Heretofore in the auto and other industries, plastic parts have been chrome plated wherein considerable quantity of plastic parts are rejected for improper finish or improper plating or from other defects in the final product such as would render plastic material, usually acrylonitrile-butadiene-styrene polymer, hereafter referred to as A.B.S., though not limited thereto, for scrap and waste. Plastic chrome plated rejects are in abundance in very large quantities at 14 cents per pound for regrinding whereas prime plastic material has a value of one dollar per pound, approximately. Heretofore in forming plastic articles, there are impurities within the plastic material. Such impurities may show up in the final injection molded plastic product or other plastic product as irregular surfaces. Ferrous, copper and chrome dust powder often damages the sprue and mold in an injection molding machine, often destroying the high gloss finish required on chrome parts of new products. These chrome plated products are often rejected with great loss of profits, plus injury to equipment, wherein the rejected plastic product must be reground for use to recover some of the loss. Various efforts have been made for removing principally the chrome from the reground plastic product, or other metal materals such as copper, nickel and certain ferrous powders.

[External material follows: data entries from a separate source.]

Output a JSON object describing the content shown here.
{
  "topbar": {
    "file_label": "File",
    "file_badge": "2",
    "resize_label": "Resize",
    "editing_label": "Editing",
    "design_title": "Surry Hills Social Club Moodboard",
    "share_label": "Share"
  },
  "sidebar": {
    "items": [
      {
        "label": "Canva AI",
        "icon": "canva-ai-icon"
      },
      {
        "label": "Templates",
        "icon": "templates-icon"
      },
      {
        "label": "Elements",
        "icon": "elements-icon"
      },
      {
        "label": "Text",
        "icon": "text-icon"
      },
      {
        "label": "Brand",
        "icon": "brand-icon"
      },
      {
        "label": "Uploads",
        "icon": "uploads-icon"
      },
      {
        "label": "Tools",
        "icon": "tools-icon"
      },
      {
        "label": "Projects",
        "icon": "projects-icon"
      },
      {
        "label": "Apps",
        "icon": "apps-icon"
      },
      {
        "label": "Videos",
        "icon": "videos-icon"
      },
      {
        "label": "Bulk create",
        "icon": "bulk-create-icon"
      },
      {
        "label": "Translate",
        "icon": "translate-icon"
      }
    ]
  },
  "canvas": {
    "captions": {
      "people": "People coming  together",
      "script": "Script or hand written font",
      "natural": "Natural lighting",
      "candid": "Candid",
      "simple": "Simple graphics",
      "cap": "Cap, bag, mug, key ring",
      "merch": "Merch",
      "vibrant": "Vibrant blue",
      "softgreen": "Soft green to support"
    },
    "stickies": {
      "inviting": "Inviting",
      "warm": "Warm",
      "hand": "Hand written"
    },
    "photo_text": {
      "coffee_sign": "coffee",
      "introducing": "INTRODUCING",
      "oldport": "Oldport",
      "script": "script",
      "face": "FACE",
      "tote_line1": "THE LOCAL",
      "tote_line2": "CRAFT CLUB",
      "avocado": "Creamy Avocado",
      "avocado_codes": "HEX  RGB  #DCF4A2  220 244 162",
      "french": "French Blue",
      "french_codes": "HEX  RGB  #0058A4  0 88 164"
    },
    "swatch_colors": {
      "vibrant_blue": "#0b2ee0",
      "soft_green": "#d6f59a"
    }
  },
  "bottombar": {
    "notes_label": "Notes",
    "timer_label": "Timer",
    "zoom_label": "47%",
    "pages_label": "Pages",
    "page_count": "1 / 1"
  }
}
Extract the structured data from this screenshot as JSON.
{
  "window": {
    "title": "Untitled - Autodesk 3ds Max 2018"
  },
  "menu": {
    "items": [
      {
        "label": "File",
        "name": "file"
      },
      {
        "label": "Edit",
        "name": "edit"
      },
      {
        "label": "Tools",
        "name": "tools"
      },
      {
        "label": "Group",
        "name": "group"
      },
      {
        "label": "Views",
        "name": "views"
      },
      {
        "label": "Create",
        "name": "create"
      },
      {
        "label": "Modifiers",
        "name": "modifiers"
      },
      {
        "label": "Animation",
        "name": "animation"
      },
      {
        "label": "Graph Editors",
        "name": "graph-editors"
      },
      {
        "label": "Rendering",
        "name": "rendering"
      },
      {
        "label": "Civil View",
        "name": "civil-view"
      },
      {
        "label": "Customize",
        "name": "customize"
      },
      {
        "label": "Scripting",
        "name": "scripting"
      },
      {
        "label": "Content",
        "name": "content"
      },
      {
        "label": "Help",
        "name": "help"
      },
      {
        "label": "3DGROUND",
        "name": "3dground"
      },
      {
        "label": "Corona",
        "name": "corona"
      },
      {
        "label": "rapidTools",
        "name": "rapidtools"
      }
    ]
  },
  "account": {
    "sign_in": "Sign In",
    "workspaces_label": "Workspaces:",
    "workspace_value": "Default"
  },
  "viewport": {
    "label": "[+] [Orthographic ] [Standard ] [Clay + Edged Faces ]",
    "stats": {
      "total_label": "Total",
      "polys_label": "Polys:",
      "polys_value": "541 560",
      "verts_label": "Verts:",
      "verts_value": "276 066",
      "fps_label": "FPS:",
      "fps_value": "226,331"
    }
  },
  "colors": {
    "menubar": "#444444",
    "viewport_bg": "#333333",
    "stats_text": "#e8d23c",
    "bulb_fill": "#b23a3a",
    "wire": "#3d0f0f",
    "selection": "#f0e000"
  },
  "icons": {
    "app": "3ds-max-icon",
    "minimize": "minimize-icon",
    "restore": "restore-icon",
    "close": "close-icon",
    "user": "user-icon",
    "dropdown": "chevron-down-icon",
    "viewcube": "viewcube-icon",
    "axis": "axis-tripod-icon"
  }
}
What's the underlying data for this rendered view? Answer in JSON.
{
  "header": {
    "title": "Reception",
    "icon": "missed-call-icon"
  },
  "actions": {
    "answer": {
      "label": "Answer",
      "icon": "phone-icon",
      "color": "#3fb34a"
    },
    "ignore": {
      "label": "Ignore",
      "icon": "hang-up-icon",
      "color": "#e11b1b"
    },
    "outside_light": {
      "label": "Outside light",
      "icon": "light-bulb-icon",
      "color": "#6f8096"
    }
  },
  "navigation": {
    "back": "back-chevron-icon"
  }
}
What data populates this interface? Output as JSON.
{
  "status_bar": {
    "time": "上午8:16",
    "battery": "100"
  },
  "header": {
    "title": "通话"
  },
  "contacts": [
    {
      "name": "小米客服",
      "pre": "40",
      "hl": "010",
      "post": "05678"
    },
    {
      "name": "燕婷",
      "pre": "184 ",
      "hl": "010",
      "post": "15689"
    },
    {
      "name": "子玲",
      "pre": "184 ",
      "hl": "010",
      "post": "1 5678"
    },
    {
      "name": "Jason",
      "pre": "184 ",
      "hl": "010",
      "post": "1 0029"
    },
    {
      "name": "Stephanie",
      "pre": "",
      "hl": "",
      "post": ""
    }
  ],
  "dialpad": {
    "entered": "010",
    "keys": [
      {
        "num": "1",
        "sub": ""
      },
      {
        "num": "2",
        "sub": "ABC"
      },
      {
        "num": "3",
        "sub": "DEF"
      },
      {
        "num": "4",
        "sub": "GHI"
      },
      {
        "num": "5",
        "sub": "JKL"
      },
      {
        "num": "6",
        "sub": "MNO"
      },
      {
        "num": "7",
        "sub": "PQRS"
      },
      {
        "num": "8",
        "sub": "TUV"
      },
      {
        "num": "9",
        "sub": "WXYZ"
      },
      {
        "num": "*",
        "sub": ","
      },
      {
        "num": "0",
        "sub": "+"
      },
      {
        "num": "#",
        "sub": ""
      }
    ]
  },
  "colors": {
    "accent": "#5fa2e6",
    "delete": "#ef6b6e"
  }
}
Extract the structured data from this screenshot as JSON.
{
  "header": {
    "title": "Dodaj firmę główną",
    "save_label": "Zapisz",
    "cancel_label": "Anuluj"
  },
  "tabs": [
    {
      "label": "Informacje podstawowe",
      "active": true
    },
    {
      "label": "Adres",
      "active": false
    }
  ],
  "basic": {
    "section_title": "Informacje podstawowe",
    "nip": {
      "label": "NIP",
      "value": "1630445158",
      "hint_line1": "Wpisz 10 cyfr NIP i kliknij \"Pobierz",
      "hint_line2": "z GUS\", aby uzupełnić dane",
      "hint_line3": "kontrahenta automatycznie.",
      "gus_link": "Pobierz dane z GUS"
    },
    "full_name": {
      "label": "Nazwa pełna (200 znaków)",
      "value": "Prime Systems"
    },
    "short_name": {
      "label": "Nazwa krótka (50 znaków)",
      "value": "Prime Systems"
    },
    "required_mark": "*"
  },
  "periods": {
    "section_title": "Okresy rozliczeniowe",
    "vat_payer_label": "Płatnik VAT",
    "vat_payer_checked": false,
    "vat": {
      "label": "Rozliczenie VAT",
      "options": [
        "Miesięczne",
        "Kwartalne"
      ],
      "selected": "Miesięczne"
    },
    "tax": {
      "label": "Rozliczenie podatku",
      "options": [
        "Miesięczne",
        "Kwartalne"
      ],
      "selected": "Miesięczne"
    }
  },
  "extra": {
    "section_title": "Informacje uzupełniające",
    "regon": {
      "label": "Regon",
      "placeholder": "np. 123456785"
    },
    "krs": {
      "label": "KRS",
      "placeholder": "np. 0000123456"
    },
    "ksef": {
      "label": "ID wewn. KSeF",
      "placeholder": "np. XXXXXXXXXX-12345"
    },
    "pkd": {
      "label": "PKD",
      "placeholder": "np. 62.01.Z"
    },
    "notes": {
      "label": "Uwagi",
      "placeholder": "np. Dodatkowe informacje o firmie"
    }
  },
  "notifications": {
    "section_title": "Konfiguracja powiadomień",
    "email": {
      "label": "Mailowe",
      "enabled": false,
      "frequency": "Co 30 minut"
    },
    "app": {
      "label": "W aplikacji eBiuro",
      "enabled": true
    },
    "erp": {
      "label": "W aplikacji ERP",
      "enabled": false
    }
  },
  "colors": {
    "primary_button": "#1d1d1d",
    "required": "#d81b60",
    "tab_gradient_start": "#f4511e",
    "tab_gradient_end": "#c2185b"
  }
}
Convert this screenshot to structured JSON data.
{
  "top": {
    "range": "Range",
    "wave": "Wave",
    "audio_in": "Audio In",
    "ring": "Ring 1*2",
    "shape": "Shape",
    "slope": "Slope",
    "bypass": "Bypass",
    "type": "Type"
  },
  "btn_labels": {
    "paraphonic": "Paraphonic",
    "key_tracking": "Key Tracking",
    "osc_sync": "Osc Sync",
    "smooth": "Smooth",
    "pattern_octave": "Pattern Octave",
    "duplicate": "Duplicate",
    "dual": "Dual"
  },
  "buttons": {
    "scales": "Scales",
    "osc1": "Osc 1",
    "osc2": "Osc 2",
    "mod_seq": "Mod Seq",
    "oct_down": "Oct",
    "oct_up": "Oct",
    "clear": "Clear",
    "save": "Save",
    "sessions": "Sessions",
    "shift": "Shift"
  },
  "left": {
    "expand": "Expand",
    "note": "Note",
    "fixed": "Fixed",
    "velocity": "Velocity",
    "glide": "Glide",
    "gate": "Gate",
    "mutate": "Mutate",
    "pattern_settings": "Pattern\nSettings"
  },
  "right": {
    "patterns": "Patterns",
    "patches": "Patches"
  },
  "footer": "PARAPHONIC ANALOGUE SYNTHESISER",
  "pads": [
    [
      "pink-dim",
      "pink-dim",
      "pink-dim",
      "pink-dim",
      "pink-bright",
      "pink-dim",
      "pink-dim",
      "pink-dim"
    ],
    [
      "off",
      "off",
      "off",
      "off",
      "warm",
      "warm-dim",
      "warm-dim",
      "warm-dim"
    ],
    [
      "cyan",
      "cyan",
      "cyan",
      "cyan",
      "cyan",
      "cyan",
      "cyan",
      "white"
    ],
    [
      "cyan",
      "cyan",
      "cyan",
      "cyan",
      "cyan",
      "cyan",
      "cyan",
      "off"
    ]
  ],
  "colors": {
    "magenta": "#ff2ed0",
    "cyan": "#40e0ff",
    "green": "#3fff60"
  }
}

Various efforts have been made to try to purify the scrap chrome plated plastic, however it appears that these efforts have been unsuccessful, since no effective means has been developed for separating substantially all of the chrome and other metals from the ground up reject plastic parts.
Heretofore electromagnetic systems have been tried, however, essentially these have been ineffective due to the reluctance of some of these materials such as chrome, nickel, copper to adhere to magnets. Efforts have been made to provide a manual type of magnetic separator wherein before ground plastic pellets are fed into a molding machine, or into extruders, the material is passed over a series of tubes containing magnets. After some of the metal material has adhered to the tubes, the tubes must be moved from the machine and manually wiped off before they can be used again often resulting in a shut-down of the plastic equipment resulting in an inefficient separation of only some of the metal materials.
Since the plastic material before melting and injection into a plastic mold is of a relatively fine powder of approximately 30 mesh, for illustration, initial efforts to magnetically separate such metal materials from the plastic such as chrome, copper, nickel and iron, have been ineffective due to the continuous flow of the greater quantity of plastic materials through the separator as the material passes into a conventional extruder, or other device for liquifying the plastic material prior to molding.